From George Washington to Barrick Obama, U.S. presidents sell their administration’s economic accomplishments normally striking a tone somewhere between Arthur Miller’s Willie Loman and Meredith Wilson’s Harold Hill. For example, just this year President Obama claimed that, “Anybody who says we are not absolutely better off today than we were just seven years ago, they’re not leveling with you. They’re not telling the truth.”
The question is not whether Americans are better off, it is how much better off are they after recovering from the 2008-09 recession? In the accompanying table, economic progress during every economic recovery since 1947 is compared for each U.S. president. As presented, despite a $900 billion stimulus package in 2009, record low interest rates. and continuing annual deficit spending above $500 billion, President Obama has presided over the weakest economic recovery since the Truman Administration.
What accounts for the poor economic performance in the current recovery? More and more evidence point to rising regulations as the economic culprit. At the current pace of rulemaking, the American Action Forum estimates the Obama Administration will issue a total of 641 major rules before the president leaves office, bringing the nation's regulatory bill to $813 billion. By contrast, President George W. Bush issued 426 major rules during his tenure in the White House. According to the Wall Street Journal, the Obama Administration is responsible for six of the top seven years of red-tape creation in the nation’s history.
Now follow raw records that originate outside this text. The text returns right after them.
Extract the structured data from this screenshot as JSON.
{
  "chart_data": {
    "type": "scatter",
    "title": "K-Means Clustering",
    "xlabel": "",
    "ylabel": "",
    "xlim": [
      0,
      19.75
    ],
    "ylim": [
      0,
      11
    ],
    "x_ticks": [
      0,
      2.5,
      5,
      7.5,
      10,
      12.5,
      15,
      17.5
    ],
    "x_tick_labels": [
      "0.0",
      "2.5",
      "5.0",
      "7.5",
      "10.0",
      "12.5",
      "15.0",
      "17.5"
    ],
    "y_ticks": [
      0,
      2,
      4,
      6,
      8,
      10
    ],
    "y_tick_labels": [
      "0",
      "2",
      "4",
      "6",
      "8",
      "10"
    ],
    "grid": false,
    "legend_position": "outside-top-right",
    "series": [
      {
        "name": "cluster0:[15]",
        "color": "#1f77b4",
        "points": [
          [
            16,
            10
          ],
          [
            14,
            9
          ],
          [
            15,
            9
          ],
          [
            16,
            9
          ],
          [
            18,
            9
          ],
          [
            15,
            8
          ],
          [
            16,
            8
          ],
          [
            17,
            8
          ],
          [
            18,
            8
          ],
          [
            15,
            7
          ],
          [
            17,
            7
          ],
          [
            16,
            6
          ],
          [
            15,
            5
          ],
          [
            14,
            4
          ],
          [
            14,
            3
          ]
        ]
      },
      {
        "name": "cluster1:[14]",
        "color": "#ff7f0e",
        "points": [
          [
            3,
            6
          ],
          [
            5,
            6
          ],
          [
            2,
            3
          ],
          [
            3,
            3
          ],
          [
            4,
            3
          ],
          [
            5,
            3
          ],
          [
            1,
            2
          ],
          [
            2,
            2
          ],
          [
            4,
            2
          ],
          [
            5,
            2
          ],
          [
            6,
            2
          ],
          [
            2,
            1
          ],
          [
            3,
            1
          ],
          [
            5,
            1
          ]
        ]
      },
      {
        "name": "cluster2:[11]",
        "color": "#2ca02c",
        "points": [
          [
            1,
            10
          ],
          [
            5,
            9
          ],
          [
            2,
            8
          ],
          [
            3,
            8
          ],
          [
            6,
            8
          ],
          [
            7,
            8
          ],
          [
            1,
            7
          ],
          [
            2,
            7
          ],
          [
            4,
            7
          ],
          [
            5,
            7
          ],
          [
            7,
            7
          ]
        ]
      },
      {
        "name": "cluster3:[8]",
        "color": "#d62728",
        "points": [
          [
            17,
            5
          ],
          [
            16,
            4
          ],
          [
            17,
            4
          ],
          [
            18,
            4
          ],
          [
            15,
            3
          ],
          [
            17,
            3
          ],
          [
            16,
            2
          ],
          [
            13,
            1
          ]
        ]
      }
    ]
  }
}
Under George Bush Jr. we had “no child left behind,” but under Barrack Obama we have gotten “no economist or lawyer left behind.”
Two of Obama’s legislative/regulatory programs demonstrate the negative impact of expanding regulations. First, the Affordable Care Act (ACA) signed into law in 2010 demands that companies with more than 49 workers either provide health insurance to employees working 30 hours or more weekly, or pay a stiff fine. Not surprisingly since January of this year, Americans working part-time due to business conditions has risen at more than twice the pace of overall employment growth.
A second, major economic growth killer is the Dodd-Frank Act. Said the U.S. Chamber’s David Hirschmann, president of the Center for Capital Markets Competitiveness, "It (Dodd-Frank) increased uncertainty for American businesses and hindered their ability to promote economic growth and create jobs." Since passage in July 2010, commercial banks have shed 2.7 percent of their employees in contrast to firms outside of commercial banking that expanded their jobs by almost eleven percent during the same time period.
In Creighton’s monthly survey of bank CEOs in rural areas of ten states, bankers indicated that rising regulation was, and would be, the number one factor threatening their bank’s growth prospects. In our October 2016 survey, 27.3 percent of bankers indicated that rising regulation represented in their bank’s greatest economic challenge over the next five years.
Even with the onslaught of regulation at the national level, I expect the national economy to continue to grow by 2.3 percent in 2017 even as rural areas of the nation heavily dependent on agriculture and energy experience flat to slightly negative growth for the first half of 2017. U.S. businesses and consumers are riding a thoroughbred economy, but with the reins tightened by federal regulatory bodies. It is time to “let the big horse run.”